Backrooms, di cosa parla il film e come finisce

Il film racconta la storia di un architetto, interpretato da Chiwetel Ejiofor, che scopre un inquietante labirinto di corridoi infiniti nascosto sotto il suo negozio di mobili. Dopo la sua scomparsa, la sua analista, interpretata da Renate Reinsve, finirà per addentrarsi nello stesso terrificante incubo. ATTENZIONE, SPOILER. Il finale di Backrooms ha diviso il pubblico perché lascia molte domande senza risposta. Una delle interpretazioni più interessanti è che le Backrooms non siano soltanto un luogo, ma una sorta di entità capace di assorbire i ricordi, le paure e i traumi delle persone che vi entrano, trasformandoli in ambienti, oggetti e creature. Questo spiegherebbe perché il labirinto sembra conoscere i protagonisti, in particolare Clark e Mary, ricreando elementi legati al loro passato. Anche il ruolo della Async potrebbe essere collegato a questo processo, dato il suo coinvolgimento in tecnologie di scansione e acquisizione di dati.

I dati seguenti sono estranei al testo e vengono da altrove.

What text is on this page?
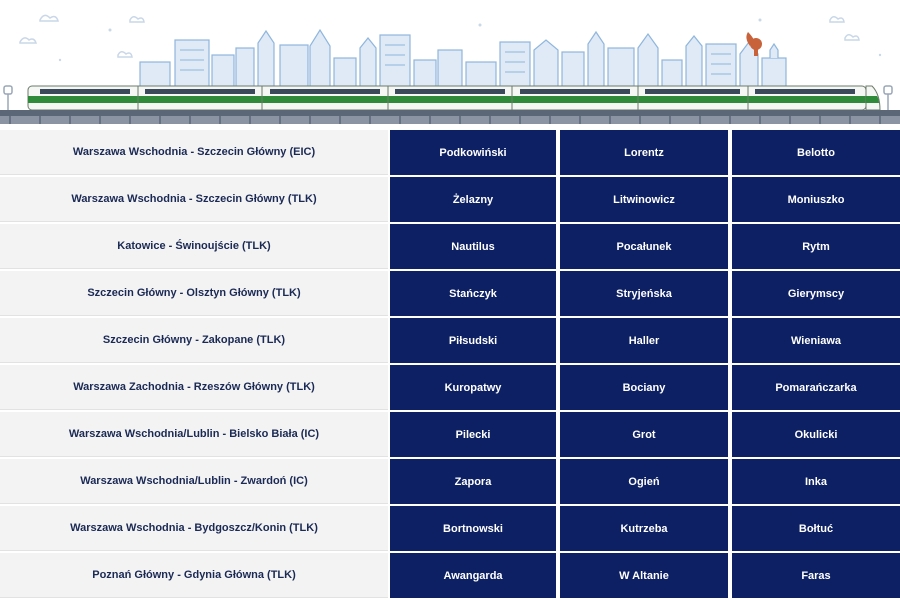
Warszawa Wschodnia - Szczecin Główny (EIC)	Podkowiński	Lorentz	Belotto
Warszawa Wschodnia - Szczecin Główny (TLK)	Żelazny	Litwinowicz	Moniuszko
Katowice - Świnoujście (TLK)	Nautilus	Pocałunek	Rytm
Szczecin Główny - Olsztyn Główny (TLK)	Stańczyk	Stryjeńska	Gierymscy
Szczecin Główny - Zakopane (TLK)	Piłsudski	Haller	Wieniawa
Warszawa Zachodnia - Rzeszów Główny (TLK)	Kuropatwy	Bociany	Pomarańczarka
Warszawa Wschodnia/Lublin - Bielsko Biała (IC)	Pilecki	Grot	Okulicki
Warszawa Wschodnia/Lublin - Zwardoń (IC)	Zapora	Ogień	Inka
Warszawa Wschodnia - Bydgoszcz/Konin (TLK)	Bortnowski	Kutrzeba	Bołtuć
Poznań Główny - Gdynia Główna (TLK)	Awangarda	W Altanie	Faras
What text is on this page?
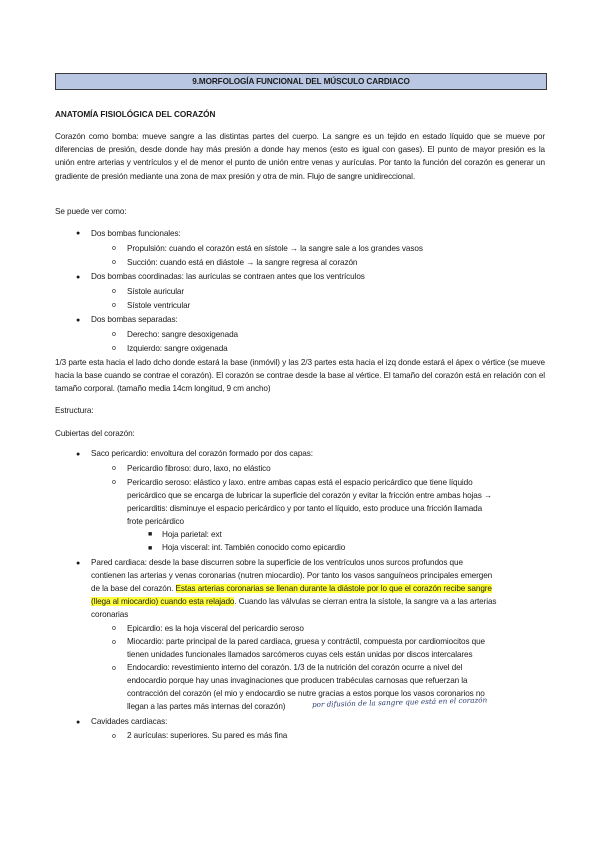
9.MORFOLOGÍA FUNCIONAL DEL MÚSCULO CARDIACO
ANATOMÍA FISIOLÓGICA DEL CORAZÓN
Corazón como bomba: mueve sangre a las distintas partes del cuerpo. La sangre es un tejido en estado líquido que se mueve por diferencias de presión, desde donde hay más presión a donde hay menos (esto es igual con gases). El punto de mayor presión es la unión entre arterias y ventrículos y el de menor el punto de unión entre venas y aurículas. Por tanto la función del corazón es generar un gradiente de presión mediante una zona de max presión y otra de min. Flujo de sangre unidireccional.
Se puede ver como:
● Dos bombas funcionales:
o Propulsión: cuando el corazón está en sístole → la sangre sale a los grandes vasos
o Succión: cuando está en diástole → la sangre regresa al corazón
● Dos bombas coordinadas: las aurículas se contraen antes que los ventrículos
o Sístole auricular
o Sístole ventricular
● Dos bombas separadas:
o Derecho: sangre desoxigenada
o Izquierdo: sangre oxigenada
1/3 parte esta hacia el lado dcho donde estará la base (inmóvil) y las 2/3 partes esta hacia el izq donde estará el ápex o vértice (se mueve hacia la base cuando se contrae el corazón). El corazón se contrae desde la base al vértice. El tamaño del corazón está en relación con el tamaño corporal. (tamaño media 14cm longitud, 9 cm ancho)
Estructura:
Cubiertas del corazón:
● Saco pericardio: envoltura del corazón formado por dos capas:
o Pericardio fibroso: duro, laxo, no elástico
o Pericardio seroso: elástico y laxo. entre ambas capas está el espacio pericárdico que tiene líquido
pericárdico que se encarga de lubricar la superficie del corazón y evitar la fricción entre ambas hojas →
pericarditis: disminuye el espacio pericárdico y por tanto el líquido, esto produce una fricción llamada
frote pericárdico
■ Hoja parietal: ext
■ Hoja visceral: int. También conocido como epicardio
● Pared cardiaca: desde la base discurren sobre la superficie de los ventrículos unos surcos profundos que
contienen las arterias y venas coronarias (nutren miocardio). Por tanto los vasos sanguíneos principales emergen
de la base del corazón. Estas arterias coronarias se llenan durante la diástole por lo que el corazón recibe sangre
(llega al miocardio) cuando esta relajado. Cuando las válvulas se cierran entra la sístole, la sangre va a las arterias
coronarias
o Epicardio: es la hoja visceral del pericardio seroso
o Miocardio: parte principal de la pared cardiaca, gruesa y contráctil, compuesta por cardiomiocitos que
tienen unidades funcionales llamados sarcómeros cuyas cels están unidas por discos intercalares
o Endocardio: revestimiento interno del corazón. 1/3 de la nutrición del corazón ocurre a nivel del
endocardio porque hay unas invaginaciones que producen trabéculas carnosas que refuerzan la
contracción del corazón (el mio y endocardio se nutre gracias a estos porque los vasos coronarios no
llegan a las partes más internas del corazón)	por difusión de la sangre que está en el corazón
● Cavidades cardiacas:
o 2 aurículas: superiores. Su pared es más fina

Nel finale, Mary sembra riuscire ad accettare il proprio passato, mentre le Backrooms trattengono una sorta di copia dei suoi ricordi. Il film, però, non offre risposte definitive sulla natura del labirinto, sul vero scopo della Async o sulla possibilità di uscirne, lasciando tutto volutamente aperto a possibili interpretazioni e a un eventuale seguito.